The paper is trying to reveal the causal effect of class size on student achievement.
The ideal experiment would be to get the difference between the actual outcome after treatment and the potential outcome of a person had there been no treatment. The ideal experiment to reveal the causal link would be to create a parallel world where everything else except the class size is same and compare the student test scores on students in different class size. For example, first take a student, teach in a small class, record the test score. Then go back in time and teach the same student in a different class size keeping everything else (teacher, material, class environment, etc.) the same and record the test scores. However, this is not possible. Therefore, the next best alternative would be to randomly assign class sizes to students and look at the difference in test scores of students.
The identification strategy is exploiting random assignment of student to different class size.
The paper is trying the causal effects of schooling on wages.
The ideal experiment would be to first take a person and send them to school and record the wages of that person on completion of the persons schooling. Then have to go back in time and tell the same person not to go to school and compute the wages of that person while keeping everything else the same. It is computing the difference between the actual outcome and the potential outcome of the exactly same person had they not gone to school. However, it is not possible to do such an experiment. So the alternative strategy would be to randomly assign level of schooling to people.
The identification strategy is using the within twins variation in the returns to schooling. The identical twins will be similar in many aspects making them comparable. In the absence of treatment, the outcomes of those twins is assumed to be very similar. While not exactly the ideal situation of comparing the potential outcome and the actual outcome of a person, taking twins is nearer to the experiment. TWins are alike in many respect, so a twin could be a counterfactual to another twin. Thus the argument is that the difference in outcomes due to treatment can be attributed to treatment.
The assumptions/threats to identifications are:
#install.packages(c("dplyr", "stringr", "ggplot2", "readxl", "stargazer", "plm"), repos="http://cran.us.r-project.org")
library(plm)
library(stargazer)
library(haven)
AK <- read_dta("../HW4/AshenfelterKrueger1994_twins.dta")
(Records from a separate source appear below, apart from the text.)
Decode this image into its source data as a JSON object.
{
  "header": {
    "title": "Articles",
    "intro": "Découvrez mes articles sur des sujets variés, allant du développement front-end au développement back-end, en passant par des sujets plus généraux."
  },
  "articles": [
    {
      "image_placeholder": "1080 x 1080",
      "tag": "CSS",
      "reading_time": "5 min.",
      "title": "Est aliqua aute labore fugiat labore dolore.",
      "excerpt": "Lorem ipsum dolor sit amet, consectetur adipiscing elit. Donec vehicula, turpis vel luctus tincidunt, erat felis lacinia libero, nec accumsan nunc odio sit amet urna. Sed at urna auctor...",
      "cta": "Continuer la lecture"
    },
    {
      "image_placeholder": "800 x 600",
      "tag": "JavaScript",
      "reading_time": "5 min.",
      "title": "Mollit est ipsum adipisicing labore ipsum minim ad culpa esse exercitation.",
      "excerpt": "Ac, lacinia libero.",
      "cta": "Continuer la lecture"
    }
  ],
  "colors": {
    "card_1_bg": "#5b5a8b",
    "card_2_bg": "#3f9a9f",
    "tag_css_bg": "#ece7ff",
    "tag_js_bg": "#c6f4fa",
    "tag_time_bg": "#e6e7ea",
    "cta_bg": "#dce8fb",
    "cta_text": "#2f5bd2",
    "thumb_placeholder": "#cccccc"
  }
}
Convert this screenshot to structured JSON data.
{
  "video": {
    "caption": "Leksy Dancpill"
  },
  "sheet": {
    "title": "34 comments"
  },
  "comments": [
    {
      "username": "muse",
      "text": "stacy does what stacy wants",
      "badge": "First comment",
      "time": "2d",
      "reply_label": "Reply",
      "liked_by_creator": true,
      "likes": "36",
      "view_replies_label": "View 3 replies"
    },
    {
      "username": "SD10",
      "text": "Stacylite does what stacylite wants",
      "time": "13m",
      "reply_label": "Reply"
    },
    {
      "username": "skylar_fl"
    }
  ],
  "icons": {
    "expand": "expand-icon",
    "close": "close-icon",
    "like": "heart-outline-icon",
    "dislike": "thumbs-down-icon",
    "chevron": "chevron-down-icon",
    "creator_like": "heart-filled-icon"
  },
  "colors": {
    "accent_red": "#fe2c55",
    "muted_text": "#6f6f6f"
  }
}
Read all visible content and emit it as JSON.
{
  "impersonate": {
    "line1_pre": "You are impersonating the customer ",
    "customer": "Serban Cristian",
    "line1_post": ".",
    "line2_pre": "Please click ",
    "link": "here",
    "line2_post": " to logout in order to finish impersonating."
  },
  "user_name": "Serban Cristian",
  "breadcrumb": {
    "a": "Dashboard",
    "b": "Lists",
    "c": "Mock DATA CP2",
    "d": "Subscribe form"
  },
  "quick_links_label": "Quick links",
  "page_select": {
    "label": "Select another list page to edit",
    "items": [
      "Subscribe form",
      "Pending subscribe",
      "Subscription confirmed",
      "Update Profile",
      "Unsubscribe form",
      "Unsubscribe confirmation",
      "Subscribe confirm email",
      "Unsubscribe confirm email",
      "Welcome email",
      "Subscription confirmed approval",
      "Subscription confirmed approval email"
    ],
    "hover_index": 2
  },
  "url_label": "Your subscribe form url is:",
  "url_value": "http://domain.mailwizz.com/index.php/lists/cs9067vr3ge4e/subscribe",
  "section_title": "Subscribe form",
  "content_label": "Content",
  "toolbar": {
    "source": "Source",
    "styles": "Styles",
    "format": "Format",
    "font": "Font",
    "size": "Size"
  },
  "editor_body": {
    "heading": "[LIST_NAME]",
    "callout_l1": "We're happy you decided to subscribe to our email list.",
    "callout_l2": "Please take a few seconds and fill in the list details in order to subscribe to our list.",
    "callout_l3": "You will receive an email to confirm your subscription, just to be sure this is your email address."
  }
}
AK$wagediff = AK $lwage1 - AK$lwage2
AK$educdiff = AK$educ1- AK$educ2
# run the regression
diffReg <- lm(wagediff ~ educdiff, data = AK)
# tabulate the regression
stargazer(diffReg, type="text", header= FALSE, title = "Results from Table 3 column 5" , no.space=TRUE, omit.stat = c("adj.rsq", "ser", "f"), covariate.labels = c("Own Education")) # print the results
##
## Results from Table 3 column 5
## =========================================
## Dependent variable:
## ---------------------------
## wagediff
## -----------------------------------------
## Own Education 0.092***
## (0.024)
## Constant -0.079*
## (0.045)
## -----------------------------------------
## Observations 149
## R2 0.092
## =========================================
## Note: *p<0.1; **p<0.05; ***p<0.01
As this is a log linear model, the co-efficient \(\hat\beta= 0.092\) is interpreted as a one year increase in education leads to 9.2 percent increase in wages.
# d. Change the column names
colnames(AK) <- c("famid", "age", "educ.1", "educ.2", "lwage.1", "lwage.2", "male.1", "male.2", "white.1", "white.2")
# use reshape command to convert data to long format
AKR <- reshape(AK, direction="long", varying = list(c(3,4),c(5,6),c(7,8),c(9,10)), v.names = c("educ", "lwage", "male", "white"), timevar = "twin", times = c('1', '2'),
idvar = c("famid", "age"), split = list(regexp="."))
# generate agesquared
AKR$agesq <- (AKR$age)*(AKR$age)/100
# run regression
tab3col1 <- lm(lwage ~ educ + age + agesq + male + white, data = AKR)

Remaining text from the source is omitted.